Seit dem 24. Februar 2022, als der Krieg gegen die Ukraine ein noch größeres Ausmaß annahm, häufen sich die Meldungen von Gewalttaten und -drohungen gegen Menschen, die Russisch sprechen oder als osteuropäisch gelesen werden. Laut der Tagesschau gab es bereits über hundert Straftaten innerhalb der ersten zwei Wochen. Der Begriff Antislawismus, also die Diskriminierung, die sich gegen als osteuropäisch oder »slawisch« markierte Menschen richtet, erlangt mediale Aufmerksamkeit und insbesondere Russlanddeutsche rücken in den Fokus medialen Interesses.
ANTISLAWISMUS HISTORISCH UNSICHTBAR
Antislawische Gewalt ist allerdings kein neues Phänomen, sondern historisch in der deutschen Gesellschaft verankert. Das zeigen Angriffe auf postsowjetische Migrant:innen in den Neunzigern, bei denen insbesondere sogenannte (Spät-)Aussiedler:innen und jüdische Kontingentgeflüchtete betroffen waren. Gewalttaten mehrten sich zu dieser Zeit, sind bis heute jedoch kaum aufgearbeitet. Eine politisch motiviertes Tatmotiv wurde von Behörden oft ausgeschlossen. Medien berichteten häufig undifferenziert von den Geschehnissen und die antislawische Diskriminierung dahinter wurde nicht benannt.
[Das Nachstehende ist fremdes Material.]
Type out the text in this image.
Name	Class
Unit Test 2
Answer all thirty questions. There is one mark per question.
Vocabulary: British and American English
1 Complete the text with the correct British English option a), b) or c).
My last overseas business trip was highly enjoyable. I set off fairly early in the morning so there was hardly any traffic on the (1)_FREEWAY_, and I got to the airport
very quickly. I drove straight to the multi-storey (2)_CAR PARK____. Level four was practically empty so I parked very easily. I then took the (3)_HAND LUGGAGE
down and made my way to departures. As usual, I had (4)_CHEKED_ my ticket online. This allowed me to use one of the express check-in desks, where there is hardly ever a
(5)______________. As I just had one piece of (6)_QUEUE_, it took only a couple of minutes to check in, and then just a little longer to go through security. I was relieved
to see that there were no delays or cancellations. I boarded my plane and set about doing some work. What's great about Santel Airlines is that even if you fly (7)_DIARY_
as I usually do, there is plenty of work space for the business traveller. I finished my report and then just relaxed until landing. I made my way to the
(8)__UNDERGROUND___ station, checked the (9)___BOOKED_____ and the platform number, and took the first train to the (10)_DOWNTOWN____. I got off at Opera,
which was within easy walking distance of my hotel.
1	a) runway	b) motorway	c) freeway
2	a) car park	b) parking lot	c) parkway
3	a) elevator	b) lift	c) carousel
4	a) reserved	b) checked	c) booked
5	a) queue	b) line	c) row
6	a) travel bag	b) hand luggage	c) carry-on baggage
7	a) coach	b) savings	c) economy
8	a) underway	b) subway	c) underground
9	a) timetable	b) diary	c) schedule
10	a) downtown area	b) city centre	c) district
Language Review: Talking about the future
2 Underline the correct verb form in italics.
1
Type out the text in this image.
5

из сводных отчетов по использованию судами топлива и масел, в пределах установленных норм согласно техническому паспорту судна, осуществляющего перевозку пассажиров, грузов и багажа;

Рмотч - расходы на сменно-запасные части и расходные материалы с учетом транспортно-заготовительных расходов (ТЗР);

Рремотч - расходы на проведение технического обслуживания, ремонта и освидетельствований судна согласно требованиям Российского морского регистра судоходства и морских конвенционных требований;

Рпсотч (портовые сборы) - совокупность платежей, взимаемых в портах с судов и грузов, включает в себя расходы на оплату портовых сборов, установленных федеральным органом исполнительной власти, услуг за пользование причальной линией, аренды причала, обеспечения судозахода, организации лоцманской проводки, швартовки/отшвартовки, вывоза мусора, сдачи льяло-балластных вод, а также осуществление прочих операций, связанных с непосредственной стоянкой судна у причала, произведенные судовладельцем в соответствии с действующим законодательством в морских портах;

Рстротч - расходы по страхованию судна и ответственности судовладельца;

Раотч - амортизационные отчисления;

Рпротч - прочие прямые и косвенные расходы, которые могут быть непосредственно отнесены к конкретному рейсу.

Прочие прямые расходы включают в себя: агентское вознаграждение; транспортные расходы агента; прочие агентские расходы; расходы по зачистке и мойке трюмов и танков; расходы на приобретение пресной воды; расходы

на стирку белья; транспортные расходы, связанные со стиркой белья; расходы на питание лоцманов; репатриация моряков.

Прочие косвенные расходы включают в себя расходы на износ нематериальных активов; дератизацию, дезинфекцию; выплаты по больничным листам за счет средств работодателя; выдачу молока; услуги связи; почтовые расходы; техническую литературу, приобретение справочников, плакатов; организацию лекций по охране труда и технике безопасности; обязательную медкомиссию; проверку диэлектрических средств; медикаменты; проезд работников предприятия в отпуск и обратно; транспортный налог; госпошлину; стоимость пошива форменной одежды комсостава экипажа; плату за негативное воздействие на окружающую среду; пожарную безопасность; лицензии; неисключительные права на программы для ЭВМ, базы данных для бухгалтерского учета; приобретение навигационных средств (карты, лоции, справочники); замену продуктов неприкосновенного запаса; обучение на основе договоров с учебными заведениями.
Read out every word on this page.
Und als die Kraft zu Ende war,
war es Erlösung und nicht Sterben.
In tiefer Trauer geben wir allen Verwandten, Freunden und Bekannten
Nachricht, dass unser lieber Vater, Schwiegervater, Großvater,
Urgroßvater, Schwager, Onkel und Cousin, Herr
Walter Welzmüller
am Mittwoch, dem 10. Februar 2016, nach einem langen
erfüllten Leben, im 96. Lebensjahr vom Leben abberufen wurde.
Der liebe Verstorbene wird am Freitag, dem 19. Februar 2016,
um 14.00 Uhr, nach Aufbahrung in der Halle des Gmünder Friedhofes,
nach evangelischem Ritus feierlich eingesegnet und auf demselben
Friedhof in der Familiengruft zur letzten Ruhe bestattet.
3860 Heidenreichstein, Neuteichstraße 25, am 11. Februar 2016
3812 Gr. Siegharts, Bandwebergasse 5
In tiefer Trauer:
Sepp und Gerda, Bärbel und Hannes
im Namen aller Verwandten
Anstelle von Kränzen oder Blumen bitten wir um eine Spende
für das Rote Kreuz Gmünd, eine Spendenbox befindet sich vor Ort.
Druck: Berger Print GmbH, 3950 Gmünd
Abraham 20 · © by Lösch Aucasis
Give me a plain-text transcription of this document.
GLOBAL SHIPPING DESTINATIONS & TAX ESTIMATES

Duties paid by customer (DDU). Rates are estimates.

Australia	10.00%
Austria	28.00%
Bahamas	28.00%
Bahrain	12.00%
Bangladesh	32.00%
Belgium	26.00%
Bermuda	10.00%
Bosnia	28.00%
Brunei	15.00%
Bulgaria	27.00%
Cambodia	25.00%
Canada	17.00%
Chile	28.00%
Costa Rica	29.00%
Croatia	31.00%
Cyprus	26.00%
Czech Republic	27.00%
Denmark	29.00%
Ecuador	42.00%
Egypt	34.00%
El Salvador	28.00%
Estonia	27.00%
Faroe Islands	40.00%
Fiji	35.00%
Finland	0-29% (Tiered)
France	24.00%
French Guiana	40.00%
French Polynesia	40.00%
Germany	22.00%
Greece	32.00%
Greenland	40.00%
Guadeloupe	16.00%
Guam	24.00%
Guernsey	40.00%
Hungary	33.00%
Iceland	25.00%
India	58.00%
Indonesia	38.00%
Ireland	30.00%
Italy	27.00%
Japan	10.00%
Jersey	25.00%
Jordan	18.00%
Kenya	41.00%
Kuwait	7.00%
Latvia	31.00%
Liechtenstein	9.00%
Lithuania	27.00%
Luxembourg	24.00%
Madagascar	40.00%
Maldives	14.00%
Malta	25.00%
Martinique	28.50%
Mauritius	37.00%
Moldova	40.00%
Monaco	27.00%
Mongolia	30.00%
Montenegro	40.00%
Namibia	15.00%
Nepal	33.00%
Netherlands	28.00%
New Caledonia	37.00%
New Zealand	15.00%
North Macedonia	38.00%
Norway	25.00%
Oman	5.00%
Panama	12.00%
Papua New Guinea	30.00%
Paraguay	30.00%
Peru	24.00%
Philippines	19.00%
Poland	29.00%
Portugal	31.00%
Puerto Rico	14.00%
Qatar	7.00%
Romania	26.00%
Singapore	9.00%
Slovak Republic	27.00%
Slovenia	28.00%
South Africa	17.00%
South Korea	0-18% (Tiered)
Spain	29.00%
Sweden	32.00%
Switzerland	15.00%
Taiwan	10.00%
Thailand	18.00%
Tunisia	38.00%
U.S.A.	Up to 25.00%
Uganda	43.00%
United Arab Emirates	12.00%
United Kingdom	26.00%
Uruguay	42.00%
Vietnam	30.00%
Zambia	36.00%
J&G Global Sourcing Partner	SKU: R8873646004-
Da sich das Verständnis in der deutschen Rassismusdebatte meist auf Rassismus gegen BIPoC bezieht, wurde nie von rassistischer Gewalt gesprochen. So blieben die Erfahrungen von postsowjetischen Migrant:innen meist unsichtbar, da Rassismus meist in Bezug zu äußerlich sichtbaren Merkmalen thematisiert wird. Das hat bis heute Auswirkungen: Selten wird bei Anschlägen auf Aussiedler:innenheime oder Morden an ein antislawisches Tatmotiv gedacht.
RASSISMUSDISKURS FÜR OSTPERSPEKTIVEN ERWEITERN
Ein Grund für die Unsichtbarkeit von Antislawismus ist, dass im deutschen Rassismusdiskurs eine binäre Einteilung in Täter:innen und Opfer erfolgt. Selten wird thematisiert, dass postsowjetische (post-)migrantische Personen (sowie weitere Personen mit Migrationsgeschichte in Ost- und Südosteuropa) auf der einen Seite Migrantisierungs- und/oder Antislawismuserfahrungen machen, auf der anderen Seite oft weiß und damit privilegiert sind. In der Dominanzgesellschaft, gerade in der zweiten oder dritten Generation, fallen sie daher in ihrer migrantischen Identität nicht immer auf.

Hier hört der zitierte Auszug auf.